Miss Kane maintained a steady typing speed.
Marmie said, “You heard me; a common monkey, even funnier-looking than the average editor. I made an appointment for this afternoon. Are you coming with me or not?”
“Of course not. You think I'd abandon a stack of manuscripts this high”-and he indicated his larynx with a cutting motion of the hand-”for your stupid jokes? You think I’ll play straight man for you?”
“If this is in any way a joke, Hoskins, I’ll stand you dinner in any restaurant you name. Miss Kane's the witness.”
Hoskins sat back in his chair. “You’ll buy me dinner? You, Marmaduke Tallinn, New York's most widely known tapeworm-on-credit, are going to pick up a
check?”
Marmie winced, not at the reference to his agility in
overlooking a dinner check, but at the mention of his name in all its horrible trysyllabicity. He said, “I repeat. Dinner on me wherever you want and whatever you want. Steaks, mushrooms, breast of guinea hen, Martian alligator, anything.”
Hoskins stood up and plucked his hat from the top of the filing cabinet.
“For a chance,” he said, “to see you unfold some of the old-style, large-size dollar bills you've been keeping in the false heel of your left shoe since nineteen-two-eight, I'd walk to Boston…”
Dr.

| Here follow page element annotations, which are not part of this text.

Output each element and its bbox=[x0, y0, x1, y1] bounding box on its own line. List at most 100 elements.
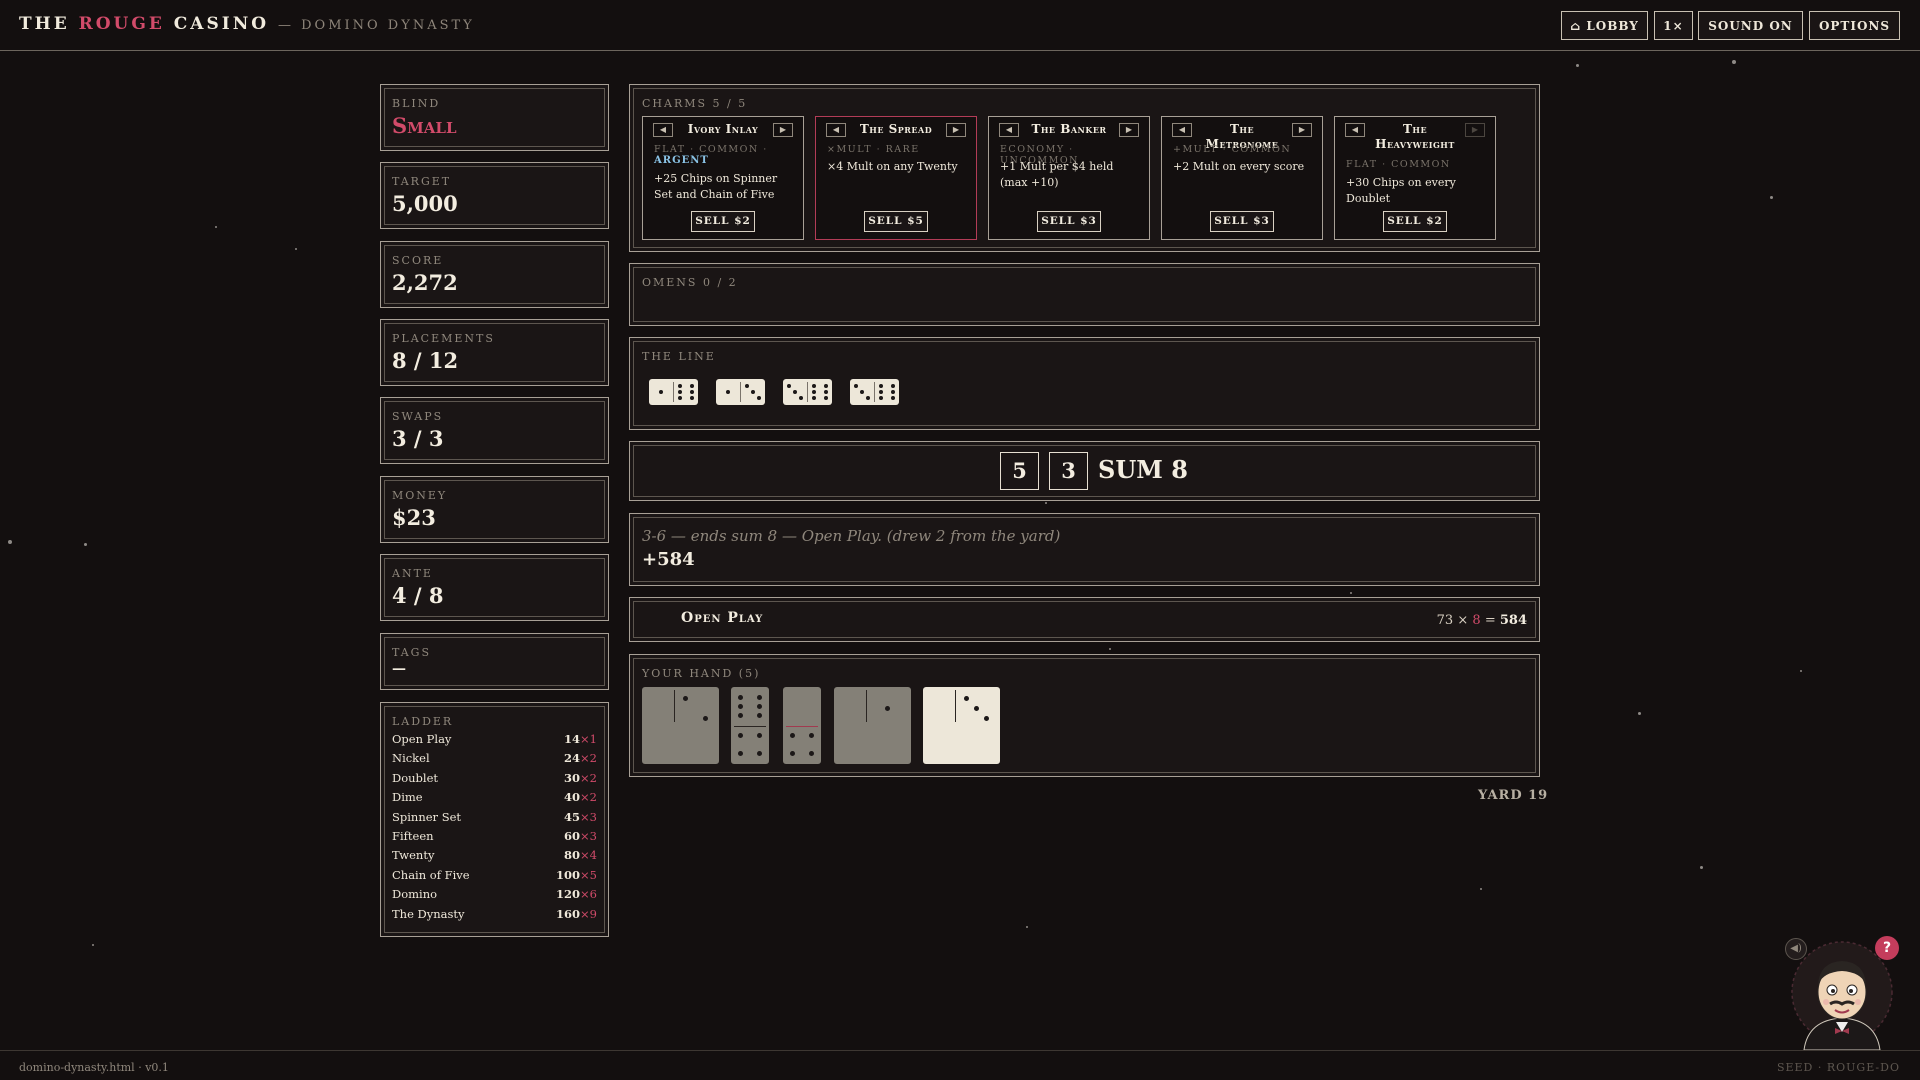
pip bbox=[689, 383, 694, 388]
ladder-hand-name: The Dynasty bbox=[392, 906, 465, 921]
tags-label: TAGS bbox=[392, 646, 432, 659]
sell-button[interactable]: SELL $2 bbox=[1383, 211, 1447, 232]
hand-result-name: Open Play bbox=[681, 610, 764, 626]
hand-result-panel bbox=[629, 597, 1540, 642]
hand-domino[interactable] bbox=[783, 687, 821, 764]
ladder-mult: ×4 bbox=[580, 848, 597, 863]
charm-description: +2 Mult on every score bbox=[1173, 160, 1305, 173]
hand-domino[interactable] bbox=[834, 687, 911, 764]
lobby-button[interactable]: ⌂ LOBBY bbox=[1561, 11, 1648, 40]
ladder-hand-value: 100×5 bbox=[556, 868, 597, 882]
end-sum: SUM 8 bbox=[1098, 455, 1188, 484]
move-right-icon[interactable]: ▶ bbox=[1119, 123, 1139, 137]
brand-rouge: ROUGE bbox=[78, 14, 165, 34]
pip bbox=[885, 705, 890, 711]
pip bbox=[682, 695, 688, 701]
hand-domino[interactable] bbox=[731, 687, 769, 764]
pip bbox=[756, 694, 762, 700]
pip bbox=[793, 390, 797, 394]
score-panel: SCORE 2,272 bbox=[380, 241, 609, 308]
move-left-icon[interactable]: ◀ bbox=[826, 123, 846, 137]
sell-button[interactable]: SELL $3 bbox=[1037, 211, 1101, 232]
charm-card[interactable]: ◀ ▶ The Spread ×MULT · RARE ×4 Mult on any T… bbox=[815, 116, 977, 240]
money-value: $23 bbox=[392, 505, 436, 530]
pip bbox=[860, 390, 864, 394]
pip bbox=[890, 390, 895, 394]
omens-label: OMENS 0 / 2 bbox=[642, 276, 738, 289]
sell-button[interactable]: SELL $5 bbox=[864, 211, 928, 232]
ladder-hand-value: 14×1 bbox=[564, 732, 597, 746]
pip bbox=[808, 751, 814, 757]
hand-domino[interactable] bbox=[923, 687, 1000, 764]
ladder-chips: 120 bbox=[556, 887, 581, 902]
ladder-hand-name: Chain of Five bbox=[392, 867, 470, 882]
charm-card[interactable]: ◀ ▶ Ivory Inlay FLAT · COMMON · ARGENT +25 Ch… bbox=[642, 116, 804, 240]
sound-button[interactable]: SOUND ON bbox=[1698, 11, 1803, 40]
ladder-row: Fifteen 60×3 bbox=[392, 829, 597, 847]
result-times: × bbox=[1457, 613, 1469, 628]
pip bbox=[738, 733, 744, 738]
options-button[interactable]: OPTIONS bbox=[1809, 11, 1900, 40]
ladder-mult: ×9 bbox=[580, 906, 597, 921]
line-panel: THE LINE bbox=[629, 337, 1540, 430]
sell-button[interactable]: SELL $2 bbox=[691, 211, 755, 232]
pip bbox=[963, 695, 969, 701]
move-left-icon[interactable]: ◀ bbox=[999, 123, 1019, 137]
speed-button[interactable]: 1× bbox=[1654, 11, 1693, 40]
pip bbox=[790, 733, 796, 738]
money-panel: MONEY $23 bbox=[380, 476, 609, 543]
footer-seed: SEED · ROUGE-DO bbox=[1776, 1061, 1900, 1074]
ladder-chips: 45 bbox=[564, 809, 581, 824]
target-value: 5,000 bbox=[392, 191, 458, 216]
ladder-mult: ×2 bbox=[580, 770, 597, 785]
ladder-chips: 100 bbox=[556, 867, 581, 882]
charm-card[interactable]: ◀ ▶ The Banker ECONOMY · UNCOMMON +1 Mult pe… bbox=[988, 116, 1150, 240]
move-right-icon[interactable]: ▶ bbox=[1465, 123, 1485, 137]
ladder-chips: 40 bbox=[564, 790, 581, 805]
dealer-avatar[interactable] bbox=[1790, 940, 1894, 1050]
hand-domino[interactable] bbox=[642, 687, 719, 764]
ante-panel: ANTE 4 / 8 bbox=[380, 554, 609, 621]
charm-description: ×4 Mult on any Twenty bbox=[827, 160, 958, 173]
pip bbox=[745, 383, 750, 388]
blind-value: Small bbox=[392, 113, 457, 138]
result-total: 584 bbox=[1499, 613, 1527, 628]
pip bbox=[738, 694, 744, 700]
pip bbox=[703, 715, 709, 721]
move-left-icon[interactable]: ◀ bbox=[1345, 123, 1365, 137]
ladder-hand-value: 60×3 bbox=[564, 829, 597, 843]
ladder-panel: LADDER Open Play 14×1 Nickel 24×2 Doublet 30×… bbox=[380, 702, 609, 937]
ladder-mult: ×5 bbox=[580, 867, 597, 882]
move-right-icon[interactable]: ▶ bbox=[773, 123, 793, 137]
move-right-icon[interactable]: ▶ bbox=[1292, 123, 1312, 137]
ladder-row: Chain of Five 100×5 bbox=[392, 868, 597, 886]
swaps-panel: SWAPS 3 / 3 bbox=[380, 397, 609, 464]
omens-panel: OMENS 0 / 2 bbox=[629, 263, 1540, 326]
charm-card[interactable]: ◀ ▶ The Metronome +MULT · COMMON +2 Mult on … bbox=[1161, 116, 1323, 240]
charm-edition: ARGENT bbox=[654, 155, 709, 166]
pip bbox=[678, 383, 683, 388]
right-end-value: 3 bbox=[1049, 452, 1088, 490]
blind-panel: BLIND Small bbox=[380, 84, 609, 151]
pip bbox=[689, 396, 694, 401]
move-left-icon[interactable]: ◀ bbox=[653, 123, 673, 137]
charm-description: +25 Chips on Spinner Set and Chain of Fi… bbox=[654, 172, 778, 201]
charm-card[interactable]: ◀ ▶ The Heavyweight FLAT · COMMON +30 Chips … bbox=[1334, 116, 1496, 240]
pip bbox=[790, 751, 796, 757]
pip bbox=[890, 383, 895, 388]
ladder-row: Open Play 14×1 bbox=[392, 732, 597, 750]
ladder-hand-name: Domino bbox=[392, 887, 438, 902]
ladder-hand-name: Twenty bbox=[392, 848, 435, 863]
pip bbox=[798, 396, 803, 401]
log-gain: +584 bbox=[642, 549, 695, 570]
ladder-chips: 160 bbox=[556, 906, 581, 921]
log-panel bbox=[629, 513, 1540, 586]
move-right-icon[interactable]: ▶ bbox=[946, 123, 966, 137]
ladder-hand-name: Fifteen bbox=[392, 829, 434, 843]
ladder-row: Doublet 30×2 bbox=[392, 771, 597, 789]
sell-button[interactable]: SELL $3 bbox=[1210, 211, 1274, 232]
move-left-icon[interactable]: ◀ bbox=[1172, 123, 1192, 137]
ladder-hand-value: 45×3 bbox=[564, 810, 597, 824]
tags-value: — bbox=[392, 661, 406, 677]
ladder-chips: 80 bbox=[564, 848, 581, 863]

Torgesson was honored. He shook Hoskin's hand warmly and said, “I've been reading Space Yarns ever since I came to this country, Mr. Hoskins. It is an excellent magazine. I am particularly fond of Mr. Tallinn's stories.”
“You hear?” asked Marmie. “I hear. Marmie says you have a monkey with talent, Professor.”
“Yes,” Torgesson said, “but of course this must be confidential. I am not yet ready to publish, and premature publicity could be my professional ruin.”
“This is strictly under the editorial hat, Professor.”
“Good, good. Sit down, gentlemen, sit down.” He paced the floor before them. “What have you told Mr. Hoskins about my work, Marmie?”
“Not a thing, Professor.”
“So. Well, Mr. Hoskins, as the editor of a science fiction magazine, I don't have to ask you if you know anything about cybernetics.”
Hoskins allowed a glance of concentrated intellect to ooze out past his steel-rims. He said, “Ah, yes. Computing machines-M.I.T.-Norbert Weiner-” He mumbled some more.
“Yes. Yes.” Torgesson paced faster. “Then you must know that chess-playing computers have been constructed on cybernetic principles. The rules of chess moves and the object of the game are built into its circuits. Given any position on the chess board, the machine can then compute all possible moves together with their consequence and choose that one which offers the highest probabilityof winning the game. It can even be made to take the temperament of its opponent into account.”
“Ah, yes,” said Hoskins, stroking his chin profoundly.
Torgesson said, “Now imagine a similar situation in which a computing machine can be given a fragment of a literary work to which the computer can then add words from its stock of the entire vocabulary such that the greatest literary values are served. Naturally, the machine would have to be taught the significance of the various keys of a typewriter. Of course, such a computer would have to be much, much more complex than any chess player.”